Après des années de tentatives infructueuses à travers le monde, des chercheurs américains sont parvenus à créer des cellules souches embryonnaires humaines à partir de cellules de peau en recourant à une technique de clonage. Ces cellules – les seules capables de se différencier en n’importe quelles cellules de l’organisme – présentent un énorme potentiel thérapeutique pour des pathologies aussi diverses que la maladie de Parkinson, la sclérose en plaques, des pathologies cardiaques, des lésion de la moelle épinière.

Sans produire de clone, ces scientifiques ont démontré pour la première fois qu’il est possible de créer des cellules souches embryonnaires génétiquement identiques à la personne dont elles sont dérivées.
Les cellules souches embryonnaires sont les seules cellules capables de se différencier en tous type de cellules de l’organisme qui en compte 200 et de se multiplier sans limite, présentant ainsi un énorme potentiel thérapeutique.

Ces cellules sont particulièrement prometteuses pour traiter la maladie de Parkinson, la sclérose en plaques, des pathologies cardiaques et des blessures à la moelle épinière.

Cette percée menée par Shoukhrat Mitalipov de la Oregon Health and Science University ( nord-est des Etats-Unis) intervient après un précédent succès pour convertir des cellules de peau de singe en cellules souches embryonnaires en 2007.
Les chercheurs ont eu recours à la technique du clonage.
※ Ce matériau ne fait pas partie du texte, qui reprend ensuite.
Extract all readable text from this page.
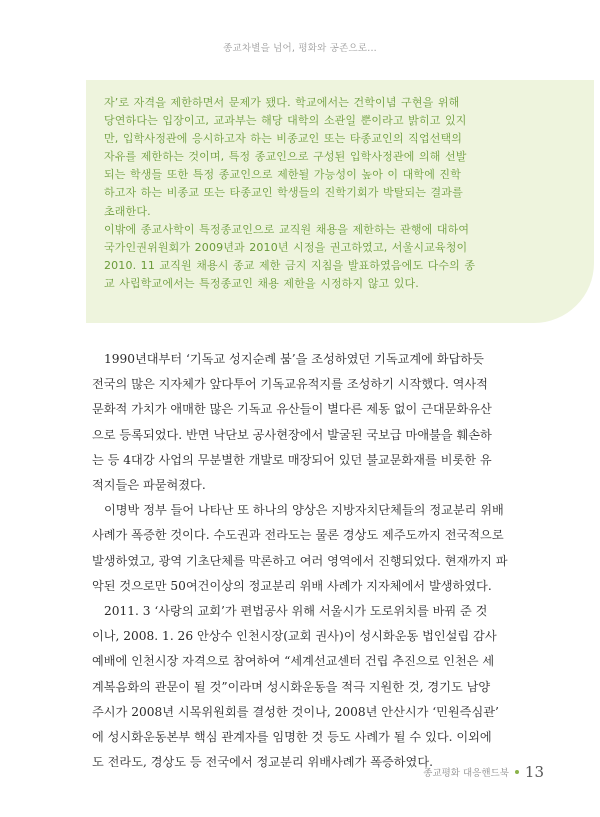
종교차별을 넘어, 평화와 공존으로...
자’로 자격을 제한하면서 문제가 됐다. 학교에서는 건학이념 구현을 위해
당연하다는 입장이고, 교과부는 해당 대학의 소관일 뿐이라고 밝히고 있지
만, 입학사정관에 응시하고자 하는 비종교인 또는 타종교인의 직업선택의
자유를 제한하는 것이며, 특정 종교인으로 구성된 입학사정관에 의해 선발
되는 학생들 또한 특정 종교인으로 제한될 가능성이 높아 이 대학에 진학
하고자 하는 비종교 또는 타종교인 학생들의 진학기회가 박탈되는 결과를
초래한다.
이밖에 종교사학이 특정종교인으로 교직원 채용을 제한하는 관행에 대하여
국가인권위원회가 2009년과 2010년 시정을 권고하였고, 서울시교육청이
2010. 11 교직원 채용시 종교 제한 금지 지침을 발표하였음에도 다수의 종
교 사립학교에서는 특정종교인 채용 제한을 시정하지 않고 있다.
1990년대부터 ‘기독교 성지순례 붐’을 조성하였던 기독교계에 화답하듯
전국의 많은 지자체가 앞다투어 기독교유적지를 조성하기 시작했다. 역사적
문화적 가치가 애매한 많은 기독교 유산들이 별다른 제동 없이 근대문화유산
으로 등록되었다. 반면 낙단보 공사현장에서 발굴된 국보급 마애불을 훼손하
는 등 4대강 사업의 무분별한 개발로 매장되어 있던 불교문화재를 비롯한 유
적지들은 파묻혀졌다.
이명박 정부 들어 나타난 또 하나의 양상은 지방자치단체들의 정교분리 위배
사례가 폭증한 것이다. 수도권과 전라도는 물론 경상도 제주도까지 전국적으로
발생하였고, 광역 기초단체를 막론하고 여러 영역에서 진행되었다. 현재까지 파
악된 것으로만 50여건이상의 정교분리 위배 사례가 지자체에서 발생하였다.
2011. 3 ‘사랑의 교회’가 편법공사 위해 서울시가 도로위치를 바꿔 준 것
이나, 2008. 1. 26 안상수 인천시장(교회 권사)이 성시화운동 법인설립 감사
예배에 인천시장 자격으로 참여하여 “세계선교센터 건립 추진으로 인천은 세
계복음화의 관문이 될 것”이라며 성시화운동을 적극 지원한 것, 경기도 남양
주시가 2008년 시목위원회를 결성한 것이나, 2008년 안산시가 ‘민원즉심관’
에 성시화운동본부 핵심 관계자를 임명한 것 등도 사례가 될 수 있다. 이외에
도 전라도, 경상도 등 전국에서 정교분리 위배사례가 폭증하였다.
종교평화 대응핸드북 13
Cette technique consiste à utiliser le noyau des cellules de la peau, qui dans ce cas contenait l’ADN d’un nouveau-né de huit mois, pour le transférer dans des ovules humains provenant de donneurs. Les ovules ont produit des embryons à partir desquels les cellules souches embryonnaires ont été extraites.

« Les cellules souches obtenues par cette technique ont démontré leur capacité à se différencier comme des cellules souches embryonnaires normales en différents types de cellules: nerveuses, hépatiques et cardiaques »,

explique le Dr Mitalipov dont la recherche paraît dans la version en ligne de la revue américaine Cell1.

Pas encore de clonage humain

« De plus, comme ces cellules souches reprogrammées peuvent être obtenues à partir de matériau génétique du noyau d’un malade, il n’y a aucun problème de rejet des cellules implantées. Il reste cependant encore beaucoup de chemin à faire avant de développer des traitements sûrs et efficaces. Cette avancée représente un pas important dans la création de cellules souches embryonnaires pouvant être utilisées en médecine régénératrice. Un autre avantage de cette approche est qu’elle n’utilise pas d’embryons fertilisés pour obtenir des cellules souches, une technique qui soulève d’importantes questions éthiques puisque l’embryon est détruit »,

précise encore le Dr Mitalipov.

Depuis la naissance de la brebis Dolly en 1996 au Royaume-Uni (premier animal issu du clonage), les chercheurs ont cloné quelque 20 espèces dont des chèvres et des lapins, mais jamais de singes ou de primates dont la biologie de reproduction est plus complexe.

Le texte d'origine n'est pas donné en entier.